A cette époque, Vauban avait visité les forts et constatait qu'il y avait 14 mortiers sur le fort du Petit Bé, 12 mortiers sur le fort de l'Islet et 14 sur le fort de l'île Harbour. Il prévoyait d'armer le Grand Bé de 6 mortiers supplémentaires aux 3 existants et de pourvoir le fort de la Conchée de 6 canons lorsque les travaux seraient terminés.

Cette défense préconisée par Vauban, en 1694, montrait l'importance stratégique de la ville de Saint-Malo. Aussi, deux siècles et demi après, celle-ci par son importance allait conduire à la destruction quasi-totale de Saint-Malo. En effet, reprise par les stratèges de l'armée Allemande cette défense dont l'organisation TODT était le maître d'œuvre allait être englobée dans un vaste ensemble de défense militaire et en faire l'un des endroits le plus fortifié de la région que les troupes alliées pilonnèrent sans cesse durant le mois d'août 1944.

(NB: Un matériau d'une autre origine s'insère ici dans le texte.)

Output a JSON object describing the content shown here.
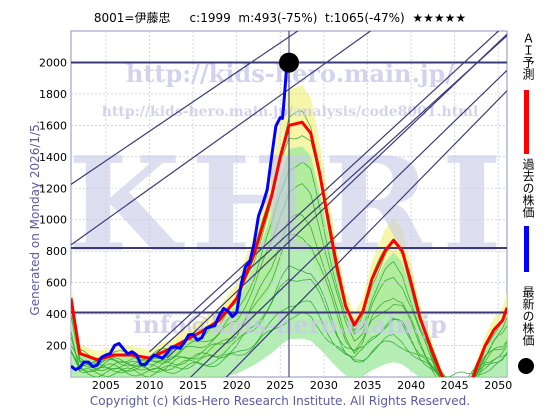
{
  "header": {
    "code": "8001=伊藤忠",
    "current": "c:1999",
    "max": "m:493(-75%)",
    "target": "t:1065(-47%)",
    "stars": "★★★★★"
  },
  "generated": "Generated on Monday 2026/1/5.",
  "copyright": "Copyright (c) Kids-Hero Research Institute. All Rights Reserved.",
  "watermark": {
    "url_top": "http://kids-hero.main.jp/",
    "url_analysis": "http://kids-hero.main.jp/analysis/code8001.html",
    "big": "KHRI",
    "url_info": "info@kids-hero.main.jp"
  },
  "legend": {
    "ai_label": "ＡＩ予測",
    "past_label": "過去の株価",
    "latest_label": "最新の株価",
    "colors": {
      "ai": "#ff0000",
      "past": "#0000ff",
      "latest": "#000000"
    }
  },
  "chart_data": {
    "type": "line",
    "xlim": [
      2001,
      2051
    ],
    "ylim": [
      0,
      2200
    ],
    "x_ticks": [
      2005,
      2010,
      2015,
      2020,
      2025,
      2030,
      2035,
      2040,
      2045,
      2050
    ],
    "y_ticks": [
      200,
      400,
      600,
      800,
      1000,
      1200,
      1400,
      1600,
      1800,
      2000
    ],
    "grid": true,
    "latest": {
      "x": 2026.0,
      "y": 1999
    },
    "horizontal_lines": [
      2000,
      820,
      410
    ],
    "series": [
      {
        "name": "過去の株価",
        "color": "#0000ff",
        "points": [
          [
            2001,
            70
          ],
          [
            2002,
            60
          ],
          [
            2003,
            95
          ],
          [
            2004,
            75
          ],
          [
            2005,
            140
          ],
          [
            2006,
            200
          ],
          [
            2007,
            180
          ],
          [
            2008,
            160
          ],
          [
            2009,
            80
          ],
          [
            2010,
            110
          ],
          [
            2011,
            130
          ],
          [
            2012,
            150
          ],
          [
            2013,
            190
          ],
          [
            2014,
            220
          ],
          [
            2015,
            270
          ],
          [
            2016,
            250
          ],
          [
            2017,
            320
          ],
          [
            2018,
            390
          ],
          [
            2019,
            420
          ],
          [
            2020,
            410
          ],
          [
            2021,
            700
          ],
          [
            2022,
            850
          ],
          [
            2023,
            1100
          ],
          [
            2024,
            1400
          ],
          [
            2025,
            1650
          ],
          [
            2025.5,
            1800
          ],
          [
            2026,
            1999
          ]
        ]
      },
      {
        "name": "ＡＩ予測",
        "color": "#ff0000",
        "points": [
          [
            2001,
            500
          ],
          [
            2002,
            150
          ],
          [
            2004,
            110
          ],
          [
            2006,
            140
          ],
          [
            2008,
            140
          ],
          [
            2010,
            120
          ],
          [
            2012,
            170
          ],
          [
            2014,
            230
          ],
          [
            2016,
            290
          ],
          [
            2018,
            360
          ],
          [
            2020,
            500
          ],
          [
            2022,
            780
          ],
          [
            2024,
            1150
          ],
          [
            2025,
            1400
          ],
          [
            2026,
            1600
          ],
          [
            2027.5,
            1620
          ],
          [
            2028.5,
            1550
          ],
          [
            2029.5,
            1300
          ],
          [
            2030.5,
            1000
          ],
          [
            2031.5,
            700
          ],
          [
            2032.5,
            450
          ],
          [
            2033.5,
            330
          ],
          [
            2034.5,
            420
          ],
          [
            2035.5,
            620
          ],
          [
            2037,
            800
          ],
          [
            2038,
            870
          ],
          [
            2039,
            800
          ],
          [
            2040,
            600
          ],
          [
            2041,
            380
          ],
          [
            2042.5,
            150
          ],
          [
            2043.5,
            10
          ],
          [
            2044.5,
            -100
          ],
          [
            2046.5,
            -100
          ],
          [
            2047.5,
            60
          ],
          [
            2048.5,
            200
          ],
          [
            2049.5,
            300
          ],
          [
            2050.5,
            360
          ],
          [
            2051,
            440
          ]
        ]
      }
    ]
  }
}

Saint-Malo fut détruit aux trois quarts et le patrimoine historique de l'Intra-Muros quasi anéanti. La reconstruction de Saint-Malo, conçue sur les bases du plan d'urbanisme présenté par Marc Brillaud de Laujardière, urbaniste en chef, à été effectuée durant la période des années allant du 10 mai 1948 à 1960, en précisant que le clocher de la Cathédrale ne fut achevé que lors de l'année 1972. Guy La Chambre, élu Maire de Saint-Malo en 1947, fut le Président de l'Association Syndicale de Reconstruction de Saint-Malo, fondée le 9 février 1948, avec Marcel Billon et Pierre Bessec comme Vice-Présidents. Louis Arretche fut, le 14 mai 1947, nommé architecte en chef de la reconstruction et A. Murat fut son adjoint. Quant à Raymond Cornon il fut l'architecte en chef des Monuments Historiques.

Durant les dix huit mois qui précédèrent les débuts des chantiers de reconstruction, des travaux de déblaiement titanesques avaient permit d'extraire et de transporter à l'extérieur de l'Intra-Muros quelques 750.000 tonnes de matériaux étalés, triés, récupérés et chaque pierre numérotée en vue de leur réemploi. Seules, quelques demeures, allaient être reconstruites selon le modèle ancien et notamment les N° 1,3 et 2,4 de la rue Saint-Vincent.